His lifeless body, throat slashed with a razor, was found at the rear of the Knott store at 13 East Main street by his brother, William J. Knott, when the latter arrived at the store at 7:30 this morning. Mr. Knott had been ill since April.
Death ended a colorful career. Mr. Knott was a native of Niles. He was born here in 1869 and with his father, who had learned the cabinet making trade in Europe, he fashioned of the finest pieces of furniture in the home of some of Niles older families.
With his brother William he developed a business in Niles that was unique in this section of the state. Treasured heirlooms were sent to the Knott shops for repairs and upholstering. The brothers knew find woods, period furniture and had an inherited sense of artistic line in cabinet making.

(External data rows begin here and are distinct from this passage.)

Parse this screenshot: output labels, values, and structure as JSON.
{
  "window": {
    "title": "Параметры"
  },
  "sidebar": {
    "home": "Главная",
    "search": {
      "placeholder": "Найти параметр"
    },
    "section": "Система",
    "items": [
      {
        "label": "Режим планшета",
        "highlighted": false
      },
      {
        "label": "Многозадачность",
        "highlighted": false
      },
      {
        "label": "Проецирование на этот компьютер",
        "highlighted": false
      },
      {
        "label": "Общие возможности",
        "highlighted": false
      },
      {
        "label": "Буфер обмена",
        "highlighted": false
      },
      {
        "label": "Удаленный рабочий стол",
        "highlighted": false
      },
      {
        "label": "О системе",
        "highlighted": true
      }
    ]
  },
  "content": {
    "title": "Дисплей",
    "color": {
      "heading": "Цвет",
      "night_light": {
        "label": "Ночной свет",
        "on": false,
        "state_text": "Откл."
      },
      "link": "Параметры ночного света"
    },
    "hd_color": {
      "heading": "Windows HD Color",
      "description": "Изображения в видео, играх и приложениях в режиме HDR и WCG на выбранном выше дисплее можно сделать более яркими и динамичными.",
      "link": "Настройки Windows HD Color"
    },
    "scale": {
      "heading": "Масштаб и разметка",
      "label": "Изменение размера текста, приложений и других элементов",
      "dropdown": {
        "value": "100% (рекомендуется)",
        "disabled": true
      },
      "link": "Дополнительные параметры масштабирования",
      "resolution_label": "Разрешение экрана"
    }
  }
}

In the early days Charles Knott belonged to the old Niles band. He went still further, joining a famous circus that toured the country from coast to coast. During this interlude, his brother William carried on the business in Niles. Charles returned here about 12 years ago, donned the apron, resumed his craft and took up again the quiet, unassuming life that had characterized his early career.
One of the fine pieces of work that remains as a striking example of his craftsmanship is the Rotary club gavel, presented to the club May 7, 1924 by Miller Dunckel. The gavel was carefully fashioned by hand from bits of wood from Niles historic buildings and rare pieces contributed by club members.
Mr. Knott was born here Nov. 20, 1869. In his youth Niles' Main street business was located farther west. The shop the brothers had operated for many years was once in the center of business activity. The streets were unpaved. The water supply was obtained from Barron lake.
Learned Trade at 14
He entered his father's shop when he was 14 years old. The elder Knott had learned his trade in Potsdam, Germany, and came to Niles soon after the close of the Civil war.
Beside his brother William, he leaves two sisters, Mrs. William DuVall and Miss Minnie Knott, both of Niles. Two daughters, Mrs. Fred Bobzin and Miss Lorraine Knott, live in Chicago.
The body was taken to the Rutherford funeral home where services will be held Monday morning at 10:30. The Rev. Harry L. Nicholson will officiate. The Knights of Pythias, of which he was a member, will conduct services at the grave in Silverbrook.